This section of the article may also spur some people's memories.
<blockquote> Speaking about his grandfather, Ramadan observed: "People say that his ideas formed the basis of Al Qaeda. This is not true." The spiritual father of revolutionary Islam, according to Ramadan and others, was another Egyptian Muslim Brother, Sayyid Qutb, who advocated a holy war against the idolatrous West. Ramadan pointed out that "Qutb actually joined the Muslim Brotherhood after my grandfather was killed. They didn't even know each other. My position on Hassan al-Banna is that he was much closer to Muhammad Abduh. He was in favor of a British-style parliamentary system, which was not against Islam."
This may or may not be an accurate representation of Hassan al-Banna, but it tells us a lot about the way Ramadan presents himself. Reconciling what seems hard to reconcile is what makes him an interesting and sometimes baffling figure. It is why the University of Notre Dame appointed him as Henry R. Luce professor of religion, conflict and peace building. Prof. R. Scott Appleby, the man who did everything he could to bring Ramadan to South Bend, Ind., was hardly naïve about Ramadan's European reputation. Over breakfast in New York recently, he told me: "He's doing something extraordinarily difficult if not impossible, but it needs to be done. He is accused of being Janus-faced. Well, of course he presents different faces to different audiences. He is trying to bridge a divide and bring together people of diverse backgrounds and worldviews. He considers the opening he finds in his audience. Ramadan is in that sense a politician. He cultivates various publics in the Muslim world on a variety of issues; he wants to provide leadership and inspiration. The reason we wanted him is precisely because he's got his ear to the ground of the Muslim world."
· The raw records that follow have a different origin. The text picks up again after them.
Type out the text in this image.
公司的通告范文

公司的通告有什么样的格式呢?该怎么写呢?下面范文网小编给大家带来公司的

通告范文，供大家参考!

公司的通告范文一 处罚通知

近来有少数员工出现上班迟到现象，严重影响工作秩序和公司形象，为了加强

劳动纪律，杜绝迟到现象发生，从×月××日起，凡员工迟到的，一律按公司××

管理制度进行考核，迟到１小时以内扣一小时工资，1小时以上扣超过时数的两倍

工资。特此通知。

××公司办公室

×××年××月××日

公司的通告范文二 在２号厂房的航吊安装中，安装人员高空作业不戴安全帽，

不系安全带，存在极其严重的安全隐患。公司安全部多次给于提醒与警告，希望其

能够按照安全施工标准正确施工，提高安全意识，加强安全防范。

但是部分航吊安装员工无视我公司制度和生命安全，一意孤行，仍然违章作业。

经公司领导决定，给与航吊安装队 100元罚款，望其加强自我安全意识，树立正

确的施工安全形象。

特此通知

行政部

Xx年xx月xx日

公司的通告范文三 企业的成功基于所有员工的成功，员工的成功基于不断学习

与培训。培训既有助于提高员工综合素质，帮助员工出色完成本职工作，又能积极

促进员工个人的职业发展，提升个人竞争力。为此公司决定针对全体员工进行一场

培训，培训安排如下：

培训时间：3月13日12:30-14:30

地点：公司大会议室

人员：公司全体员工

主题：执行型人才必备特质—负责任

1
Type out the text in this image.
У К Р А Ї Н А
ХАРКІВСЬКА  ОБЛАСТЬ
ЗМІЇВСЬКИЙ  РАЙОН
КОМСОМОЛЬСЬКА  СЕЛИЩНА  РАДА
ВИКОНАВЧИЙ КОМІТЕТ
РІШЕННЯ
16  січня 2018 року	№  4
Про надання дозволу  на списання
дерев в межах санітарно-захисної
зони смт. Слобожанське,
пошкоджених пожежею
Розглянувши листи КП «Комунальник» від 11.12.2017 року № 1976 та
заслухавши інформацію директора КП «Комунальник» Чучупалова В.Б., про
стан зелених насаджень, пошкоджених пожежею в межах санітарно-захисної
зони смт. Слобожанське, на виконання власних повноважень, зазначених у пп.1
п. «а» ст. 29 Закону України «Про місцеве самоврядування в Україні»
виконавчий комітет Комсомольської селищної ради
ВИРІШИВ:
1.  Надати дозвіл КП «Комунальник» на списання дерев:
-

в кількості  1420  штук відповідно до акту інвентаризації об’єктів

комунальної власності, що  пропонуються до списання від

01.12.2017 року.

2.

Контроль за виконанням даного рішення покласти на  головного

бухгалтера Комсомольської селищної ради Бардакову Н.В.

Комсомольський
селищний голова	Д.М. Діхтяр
And this may also have been the reason that the U.S. State Department revoked his work visa in July 2004. Ramadan had already sent all his family possessions to South Bend. His children had been enrolled in local schools. According to the Department of Homeland Security, Ramadan was denied entry under a provision of the Patriot Act that bars foreigners from the U.S. who "endorse or espouse terrorist activity." After the A.C.L.U and various academic groups contested the government's refusal to process Ramadan's application for another visa, a federal judge ruled that the State Department had to make a decision. The State Department refused to issue another visa on the grounds that Ramadan had donated roughly $900 to two European organizations that give aid to Palestinians. The organizations were, and still are, legitimate charities in Europe but since Ramadan made his donations have been blacklisted in the U.S. for supposedly giving money to Hamas. The A.C.L.U. lawyer, Jameel Jaffer, told me that Ramadan had fallen foul of the same principle that used to bar Communists from coming to the U.S.: his politics are not welcome. <close blockquote>
Ramadan was invited to speak at a conference here at GMU in the spring of 2005 but was unable to attend due to these travel restrictions.
As for Buruma, I think the last two paragraphs say it all about what the "choices" are which are (or which Buruma says are) available to young muslims looking for role models:
<blockquote> I thought of the Somali-born Dutch activist Ayaan Hirsi Ali, as charismatic in her way as Ramadan. Having had her fill of controversies in the Netherlands (she wrote the film "Submission," which led to the murder of the filmmaker Theo van Gogh by a Muslim extremist), she now works at the American Enterprise Institute in Washington. Her mission, too, is to spread universal values. She, too, speaks of reform. But she has renounced her belief in Islam. She says that Islam is backward and perverse. As a result, she has had more success with secular non-Muslims than with the kind of people who shop in Brick Lane.
Ramadan offers a different way, which insists that a reasoned but traditionalist approach to Islam offers values that are as universal as those of the European Enlightenment. From what I understand of Ramadan's enterprise, these values are neither secular, nor always liberal, but they are not part of a holy war against Western democracy either. His politics offer an alternative to violence, which, in the end, is reason enough to engage with him, critically, but without fear. <end blockquote>
The AEI, as we all know, is the pinnacle of "universal values." I wonder which side Jahanbegloo--as Yoshi points out, a former National Endowment for Democracy fellow--would say more accurately represents the "soft universalism" he sees as necessary for dialogue with the West? My suspicion would be that Ali would win hands down, despite what seems to be a greater commitment to pluralism as Berlin describes it on the part of Ramadan. Then again, my sense of Jahanbegloo is that he's a bit more open minded than those that think we have to choose sides.